The demand for port services is affected by eight fundamental factors:
- Price of port service. According to a demand curve D, an increase in the price of a port service leads to a decline in demand at the given port, while a decline in the price leads to an increase in demand. This assumes that the port is in a competitive hinterland market, as ports in a captive hinterland are much less prone to this mechanism.
- Price of substitute port. If a port in the competitive hinterland offers a lower cost structure, then a share of the traffic will shift to this port. For any given price, the demand is lower (the new demand curve is Db). A reverse shift occurs when the port competing for the same hinterland increases its prices (the new demand curve is Dc).
- Price of complementary port activities. The full cost of using a port often includes complementary activities such as warehousing. Even if a port has a competitive price, if the price of all, or some of these complementary services increases, it can experience a decline in traffic. For any price demand lowers (shift of the demand curve from Da to Dc). Alternatively, lower complementary services can improve competitiveness and attract traffic.

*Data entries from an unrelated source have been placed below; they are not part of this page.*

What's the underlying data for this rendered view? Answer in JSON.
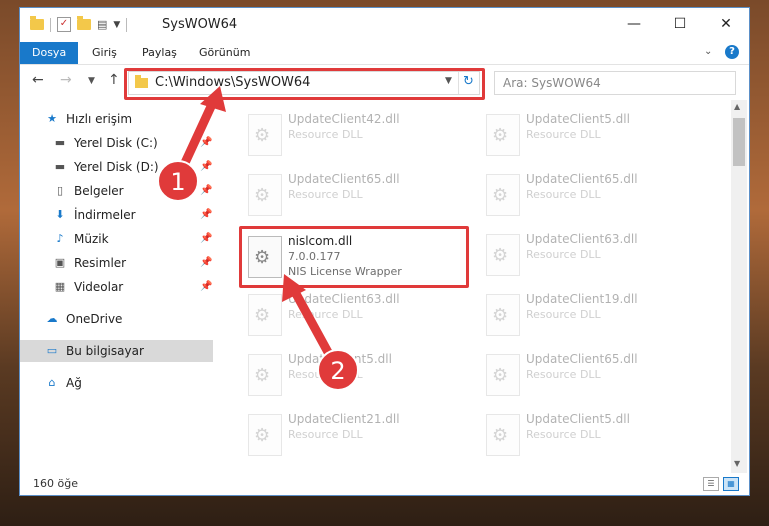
{
  "window": {
    "title": "SysWOW64"
  },
  "ribbon": {
    "tabs": [
      "Dosya",
      "Giriş",
      "Paylaş",
      "Görünüm"
    ]
  },
  "address": {
    "path": "C:\\Windows\\SysWOW64"
  },
  "search": {
    "placeholder": "Ara: SysWOW64"
  },
  "sidebar": {
    "items": [
      {
        "label": "Hızlı erişim"
      },
      {
        "label": "Yerel Disk (C:)"
      },
      {
        "label": "Yerel Disk (D:)"
      },
      {
        "label": "Belgeler"
      },
      {
        "label": "İndirmeler"
      },
      {
        "label": "Müzik"
      },
      {
        "label": "Resimler"
      },
      {
        "label": "Videolar"
      },
      {
        "label": "OneDrive"
      },
      {
        "label": "Bu bilgisayar"
      },
      {
        "label": "Ağ"
      }
    ]
  },
  "files": {
    "left": [
      {
        "name": "UpdateClient42.dll",
        "desc": "Resource DLL"
      },
      {
        "name": "UpdateClient65.dll",
        "desc": "Resource DLL"
      },
      {
        "name": "nislcom.dll",
        "version": "7.0.0.177",
        "desc": "NIS License Wrapper"
      },
      {
        "name": "UpdateClient63.dll",
        "desc": "Resource DLL"
      },
      {
        "name": "UpdateClient5.dll",
        "desc": "Resource DLL"
      },
      {
        "name": "UpdateClient21.dll",
        "desc": "Resource DLL"
      }
    ],
    "right": [
      {
        "name": "UpdateClient5.dll",
        "desc": "Resource DLL"
      },
      {
        "name": "UpdateClient65.dll",
        "desc": "Resource DLL"
      },
      {
        "name": "UpdateClient63.dll",
        "desc": "Resource DLL"
      },
      {
        "name": "UpdateClient19.dll",
        "desc": "Resource DLL"
      },
      {
        "name": "UpdateClient65.dll",
        "desc": "Resource DLL"
      },
      {
        "name": "UpdateClient5.dll",
        "desc": "Resource DLL"
      }
    ]
  },
  "annotations": {
    "step1": "1",
    "step2": "2",
    "color": "#e03a3a"
  },
  "status": {
    "count": "160 öğe"
  }
}
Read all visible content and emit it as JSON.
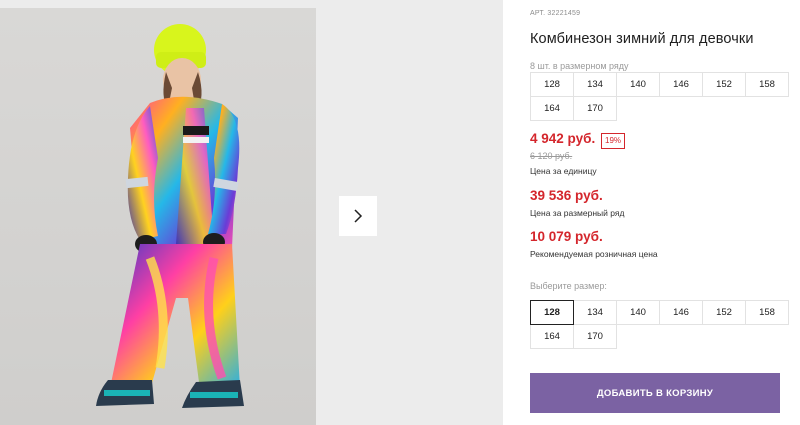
{
  "product": {
    "sku": "АРТ. 32221459",
    "title": "Комбинезон зимний для девочки",
    "pack_note": "8 шт. в размерном ряду",
    "pack_sizes": [
      "128",
      "134",
      "140",
      "146",
      "152",
      "158",
      "164",
      "170"
    ],
    "price": "4 942 руб.",
    "discount": "19%",
    "old_price": "6 120 руб.",
    "price_caption": "Цена за единицу",
    "pack_price": "39 536 руб.",
    "pack_price_caption": "Цена за размерный ряд",
    "rrp_price": "10 079 руб.",
    "rrp_caption": "Рекомендуемая розничная цена",
    "choose_size_label": "Выберите размер:",
    "sizes": [
      "128",
      "134",
      "140",
      "146",
      "152",
      "158",
      "164",
      "170"
    ],
    "selected_size": "128",
    "add_to_cart_label": "ДОБАВИТЬ В КОРЗИНУ"
  },
  "gallery": {
    "next_icon": "chevron-right-icon"
  },
  "colors": {
    "price": "#d4262c",
    "button": "#7b62a3",
    "gallery_bg": "#ececec"
  }
}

- Hinterland market size. Growth in absolute GDP or GDP per capita in the port hinterland is associated with a shift in the demand curve, from Da to Db and the related volume (from a to b), with port price remaining constant.
- Market proximity. Due to changes in trade lanes and shipping services (and connectivity), a port can experience a decrease in market proximity (situation), shifting from a demand curve Da to Dc and a decline in traffic from a to c. On the other hand, a port can see an improvement in its situation, shifting to a demand curve Db, with an increase in traffic from a to c.
- Seasonality. Many ports experience seasonal variations in their traffic, even if their prices remain constant. This implies an annual shift from demand curve Da (low season) to demand curve Db (high season).
- Service quality. If a port can offer high service quality, it may shift from demand curve Da to Db, with the price increasing from a to b without affecting traffic. Alternatively, it might opt to maintain prices at the initial level, and capture further traffic (from a to c).
- Technological improvements. Various technological and managerial improvements, either single or cumulative, may allow a port to lower its price and handle higher traffic.
Demand changes are time sensitive. It is critical to distinguish between instant, short-run, and long-run shifts in demand for port services. Such shifts demand reorganization of service supply and thus take time to implement. Instant changes in the demand for one or more port services might be negligible. In the short run, organisational changes allow users to shift their demand elsewhere. In the long run, the rearrangements of the related maritime supply changes allow users to fully implement any decision to shift to other services if they so wish. Neglecting this mechanism can lead to inaccurate management or planning decisions.